When the audience isn’t full of native English speakers, we have to give them a break. But in what world do these lyrics evoke the approval a politician seeks? “Angie, Angie, ain’t it time we said good-bye/With no loving in our souls and no money in our coats/You can’t say we’re satisfied.” And the melody of “Angie” is no excuse, Angie. It’s a dirge for a love affair that’s got no pizzazz left.

The best that can be said: the Stones song tracks Merkel’s own low-key, somewhat dreary personality, which obscures her talent for thumping opponents who confuse this demeanor with weakness. Merkel chews up preening, macho, glad-handing politicians the way Germans nosh on tasty sausage. Just ask Gerhard Schroeder, a braggard who has three ex-wives, and a very important ex-job thanks to Merkel: German chancellor.

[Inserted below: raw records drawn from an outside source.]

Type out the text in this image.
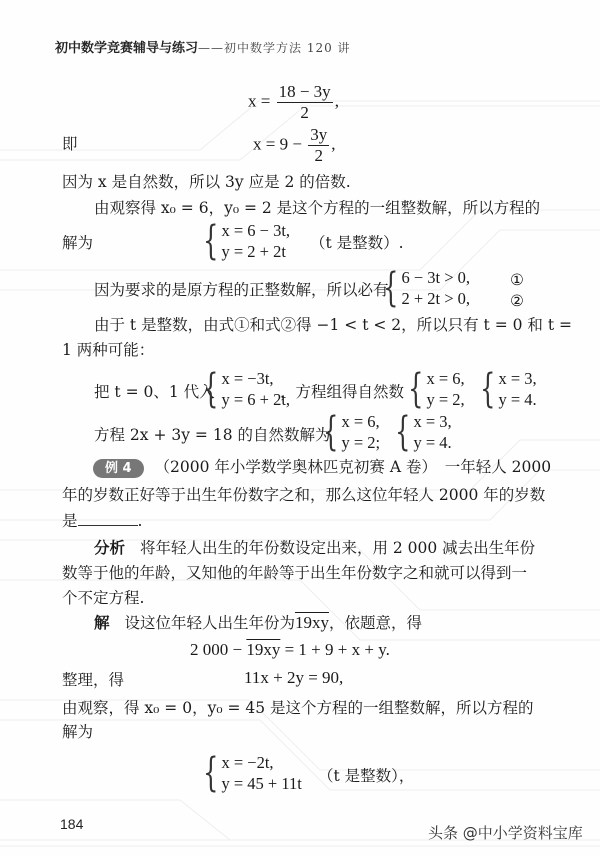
初中数学竞赛辅导与练习——初中数学方法 120 讲
$x = \frac{18 - 3y}{2}$ ,
即	$x = 9 - \frac{3y}{2}$ ,
因为 x 是自然数，所以 3y 应是 2 的倍数.
由观察得 x₀ = 6，y₀ = 2 是这个方程的一组整数解，所以方程的
解为	{ x = 6 − 3t,
y = 2 + 2t （t 是整数）.
因为要求的是原方程的正整数解，所以必有
{ 6 − 3t > 0,
2 + 2t > 0,
①
②
由于 t 是整数，由式①和式②得 −1 < t < 2，所以只有 t = 0 和 t =
1 两种可能：
把 t = 0、1 代入
{ x = −3t,
y = 6 + 2t,
，方程组得自然数 { x = 6,
y = 2, { x = 3,
y = 4.
方程 2x + 3y = 18 的自然数解为
{ x = 6,
y = 2; { x = 3,
y = 4.
例 4 （2000 年小学数学奥林匹克初赛 A 卷）　一年轻人 2000
年的岁数正好等于出生年份数字之和，那么这位年轻人 2000 年的岁数
是	.
分析 将年轻人出生的年份数设定出来，用 2 000 减去出生年份
数等于他的年龄，又知他的年龄等于出生年份数字之和就可以得到一
个不定方程.
解 设这位年轻人出生年份为19xy，依题意，得
2 000 − 19xy = 1 + 9 + x + y.
整理，得	11x + 2y = 90,
由观察，得 x₀ = 0，y₀ = 45 是这个方程的一组整数解，所以方程的
解为
{ x = −2t,
y = 45 + 11t （t 是整数），
184	头条 @中小学资料宝库
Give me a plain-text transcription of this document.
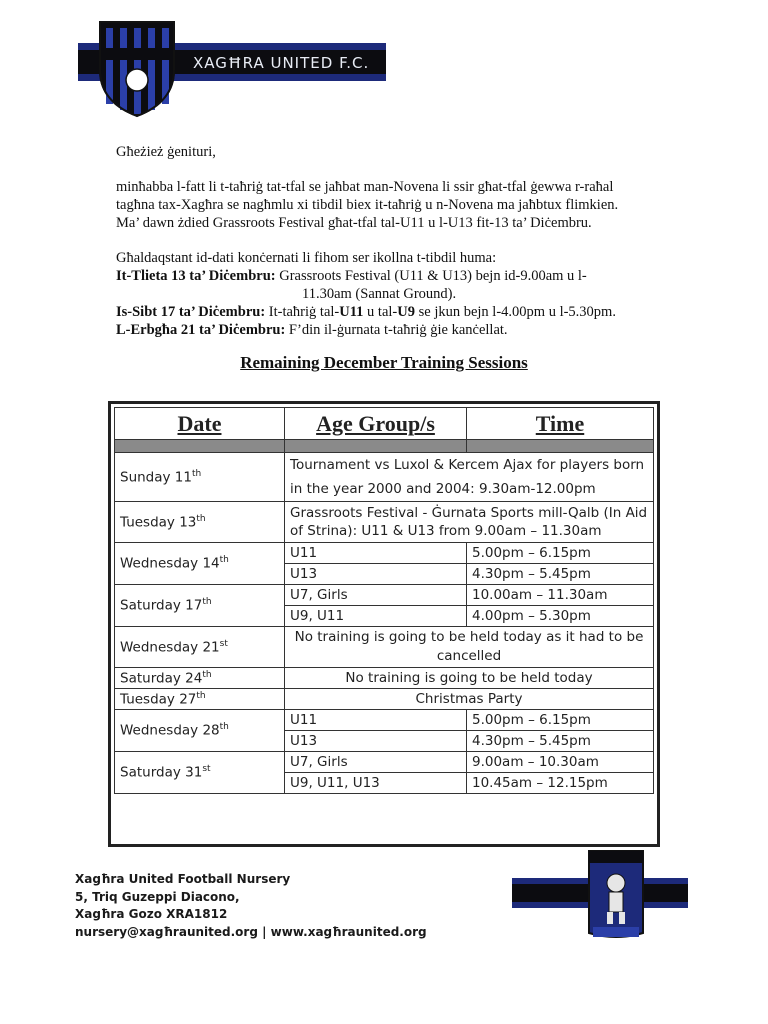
XAGĦRA UNITED F.C.
Għeżież ġenituri,
minħabba l-fatt li t-taħriġ tat-tfal se jaħbat man-Novena li ssir għat-tfal ġewwa r-raħal
tagħna tax-Xagħra se nagħmlu xi tibdil biex it-taħriġ u n-Novena ma jaħbtux flimkien.
Ma’ dawn żdied Grassroots Festival għat-tfal tal-U11 u l-U13 fit-13 ta’ Diċembru.
Għaldaqstant id-dati konċernati li fihom ser ikollna t-tibdil huma:
It-Tlieta 13 ta’ Diċembru: Grassroots Festival (U11 & U13) bejn id-9.00am u l-
11.30am (Sannat Ground).
Is-Sibt 17 ta’ Diċembru: It-taħriġ tal-U11 u tal-U9 se jkun bejn l-4.00pm u l-5.30pm.
L-Erbgħa 21 ta’ Diċembru: F’din il-ġurnata t-taħriġ ġie kanċellat.
Remaining December Training Sessions
Date	Age Group/s	Time

Sunday 11th	Tournament vs Luxol & Kercem Ajax for players born in the year 2000 and 2004: 9.30am-12.00pm	
Tuesday 13th	Grassroots Festival - Ġurnata Sports mill-Qalb (In Aid of Strina): U11 & U13 from 9.00am – 11.30am	
Wednesday 14th	U11	5.00pm – 6.15pm
	U13	4.30pm – 5.45pm
Saturday 17th	U7, Girls	10.00am – 11.30am
	U9, U11	4.00pm – 5.30pm
Wednesday 21st	No training is going to be held today as it had to be cancelled	
Saturday 24th	No training is going to be held today	
Tuesday 27th	Christmas Party	
Wednesday 28th	U11	5.00pm – 6.15pm
	U13	4.30pm – 5.45pm
Saturday 31st	U7, Girls	9.00am – 10.30am
	U9, U11, U13	10.45am – 12.15pm
Xagħra United Football Nursery
5, Triq Guzeppi Diacono,
Xagħra Gozo XRA1812
nursery@xagħraunited.org | www.xagħraunited.org
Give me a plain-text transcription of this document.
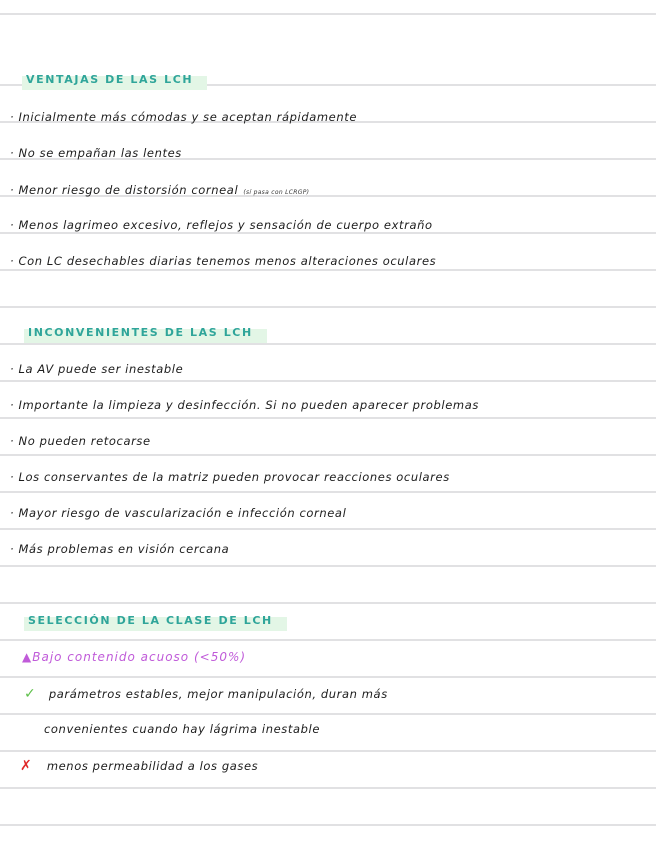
VENTAJAS DE LAS LCH
· Inicialmente más cómodas y se aceptan rápidamente
· No se empañan las lentes
· Menor riesgo de distorsión corneal (sí pasa con LCRGP)
· Menos lagrimeo excesivo, reflejos y sensación de cuerpo extraño
· Con LC desechables diarias tenemos menos alteraciones oculares
INCONVENIENTES DE LAS LCH
· La AV puede ser inestable
· Importante la limpieza y desinfección. Si no pueden aparecer problemas
· No pueden retocarse
· Los conservantes de la matriz pueden provocar reacciones oculares
· Mayor riesgo de vascularización e infección corneal
· Más problemas en visión cercana
SELECCIÓN DE LA CLASE DE LCH
▲Bajo contenido acuoso (<50%)
✓ parámetros estables, mejor manipulación, duran más
convenientes cuando hay lágrima inestable
✗ menos permeabilidad a los gases
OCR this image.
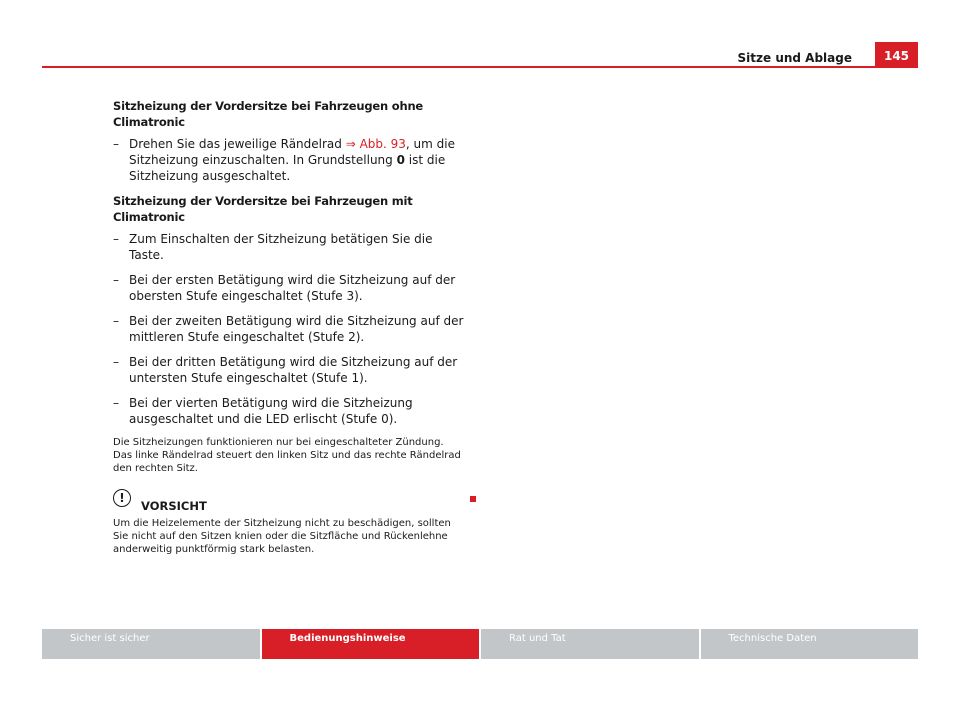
Sitze und Ablage	145
Sitzheizung der Vordersitze bei Fahrzeugen ohne Climatronic
– Drehen Sie das jeweilige Rändelrad ⇒ Abb. 93, um die Sitzheizung einzuschalten. In Grundstellung 0 ist die Sitzheizung ausgeschaltet.
Sitzheizung der Vordersitze bei Fahrzeugen mit Climatronic
– Zum Einschalten der Sitzheizung betätigen Sie die Taste.
– Bei der ersten Betätigung wird die Sitzheizung auf der obersten Stufe eingeschaltet (Stufe 3).
– Bei der zweiten Betätigung wird die Sitzheizung auf der mittleren Stufe eingeschaltet (Stufe 2).
– Bei der dritten Betätigung wird die Sitzheizung auf der untersten Stufe eingeschaltet (Stufe 1).
– Bei der vierten Betätigung wird die Sitzheizung ausgeschaltet und die LED erlischt (Stufe 0).
Die Sitzheizungen funktionieren nur bei eingeschalteter Zündung. Das linke Rändelrad steuert den linken Sitz und das rechte Rändelrad den rechten Sitz.
!
VORSICHT
Um die Heizelemente der Sitzheizung nicht zu beschädigen, sollten Sie nicht auf den Sitzen knien oder die Sitzfläche und Rückenlehne anderweitig punktförmig stark belasten.
Sicher ist sicher	Bedienungshinweise	Rat und Tat	Technische Daten
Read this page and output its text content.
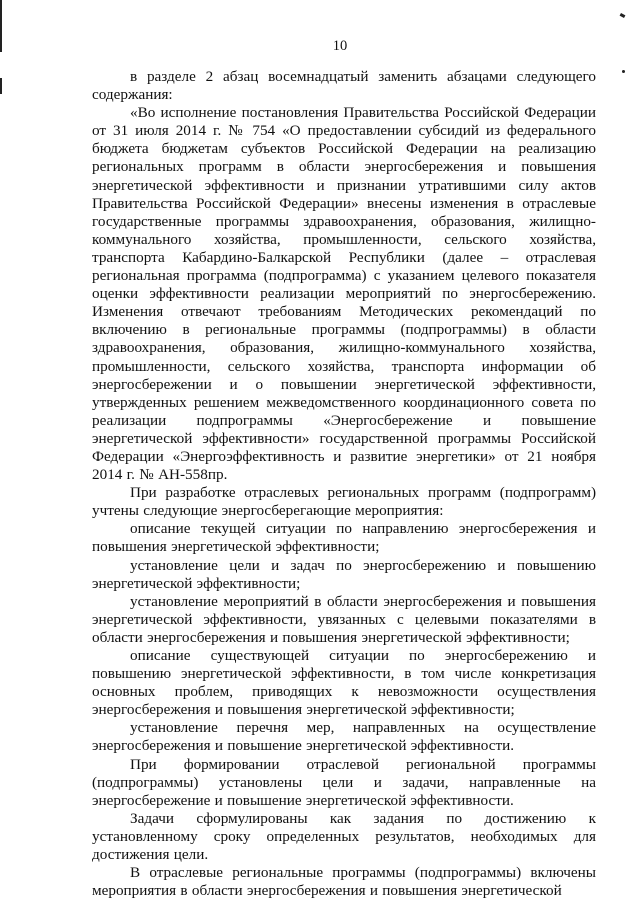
10

в разделе 2 абзац восемнадцатый заменить абзацами следующего содержания:

«Во исполнение постановления Правительства Российской Федерации от 31 июля 2014 г. № 754 «О предоставлении субсидий из федерального бюджета бюджетам субъектов Российской Федерации на реализацию региональных программ в области энергосбережения и повышения энергетической эффективности и признании утратившими силу актов Правительства Российской Федерации» внесены изменения в отраслевые государственные программы здравоохранения, образования, жилищно-коммунального хозяйства, промышленности, сельского хозяйства, транспорта Кабардино-Балкарской Республики (далее – отраслевая региональная программа (подпрограмма) с указанием целевого показателя оценки эффективности реализации мероприятий по энергосбережению. Изменения отвечают требованиям Методических рекомендаций по включению в региональные программы (подпрограммы) в области здравоохранения, образования, жилищно-коммунального хозяйства, промышленности, сельского хозяйства, транспорта информации об энергосбережении и о повышении энергетической эффективности, утвержденных решением межведомственного координационного совета по реализации подпрограммы «Энергосбережение и повышение энергетической эффективности» государственной программы Российской Федерации «Энергоэффективность и развитие энергетики» от 21 ноября 2014 г. № АН-558пр.

При разработке отраслевых региональных программ (подпрограмм) учтены следующие энергосберегающие мероприятия:

описание текущей ситуации по направлению энергосбережения и повышения энергетической эффективности;

установление цели и задач по энергосбережению и повышению энергетической эффективности;

установление мероприятий в области энергосбережения и повышения энергетической эффективности, увязанных с целевыми показателями в области энергосбережения и повышения энергетической эффективности;

описание существующей ситуации по энергосбережению и повышению энергетической эффективности, в том числе конкретизация основных проблем, приводящих к невозможности осуществления энергосбережения и повышения энергетической эффективности;

установление перечня мер, направленных на осуществление энергосбережения и повышение энергетической эффективности.

При формировании отраслевой региональной программы (подпрограммы) установлены цели и задачи, направленные на энергосбережение и повышение энергетической эффективности.

Задачи сформулированы как задания по достижению к установленному сроку определенных результатов, необходимых для достижения цели.

В отраслевые региональные программы (подпрограммы) включены мероприятия в области энергосбережения и повышения энергетической
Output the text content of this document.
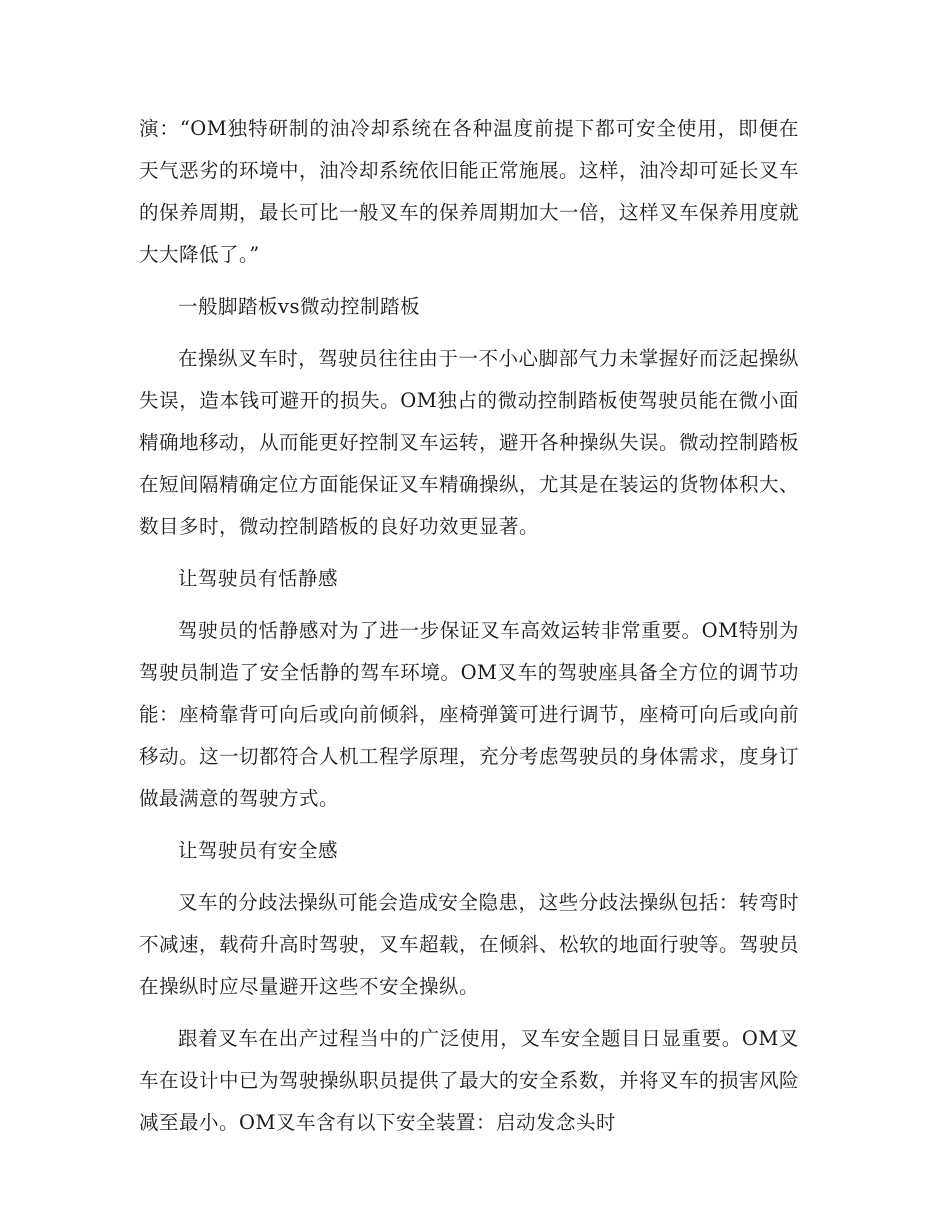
演：“OM独特研制的油冷却系统在各种温度前提下都可安全使用，即便在天气恶劣的环境中，油冷却系统依旧能正常施展。这样，油冷却可延长叉车的保养周期，最长可比一般叉车的保养周期加大一倍，这样叉车保养用度就大大降低了。”

一般脚踏板vs微动控制踏板

在操纵叉车时，驾驶员往往由于一不小心脚部气力未掌握好而泛起操纵失误，造本钱可避开的损失。OM独占的微动控制踏板使驾驶员能在微小面精确地移动，从而能更好控制叉车运转，避开各种操纵失误。微动控制踏板在短间隔精确定位方面能保证叉车精确操纵，尤其是在装运的货物体积大、数目多时，微动控制踏板的良好功效更显著。

让驾驶员有恬静感

驾驶员的恬静感对为了进一步保证叉车高效运转非常重要。OM特别为驾驶员制造了安全恬静的驾车环境。OM叉车的驾驶座具备全方位的调节功能：座椅靠背可向后或向前倾斜，座椅弹簧可进行调节，座椅可向后或向前移动。这一切都符合人机工程学原理，充分考虑驾驶员的身体需求，度身订做最满意的驾驶方式。

让驾驶员有安全感

叉车的分歧法操纵可能会造成安全隐患，这些分歧法操纵包括：转弯时不减速，载荷升高时驾驶，叉车超载，在倾斜、松软的地面行驶等。驾驶员在操纵时应尽量避开这些不安全操纵。

跟着叉车在出产过程当中的广泛使用，叉车安全题目日显重要。OM叉车在设计中已为驾驶操纵职员提供了最大的安全系数，并将叉车的损害风险减至最小。OM叉车含有以下安全装置：启动发念头时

And then we come to Trump, who apparently contracted with the Department of Unintentional Self-Parody for a campaign song, and got “Revolution,” by The Beatles.

In this tune, John Lennon mocks the poses of leaders who embrace simple solutions that will lead only to conflict, and calls out Chairman Mao, a pop icon of the Beatles-loving European left: “But when you talk about destruction/Don’t you know that you can count me out.”

The guy who sang “Give Peace a Chance” clearly cherishes idealism. But Lennon refuses to play the idiot; he wants to read the fine print: “You say you got a real solution/Well, you know/We’d all love to see the plan.” Where Trump’s policy positions aren’t insane, they are incomprehensible.

Beneath the thrashy guitars, “Revolution” reads like a rebuttal to Trump’s own chest-beating campaign slogan of “Make America Great Again.” Lennon has some advice for the person pitching the revolution:  “You’d better free your mind instead.” But that’s not The Donald’s way. He hears, but he does not listen.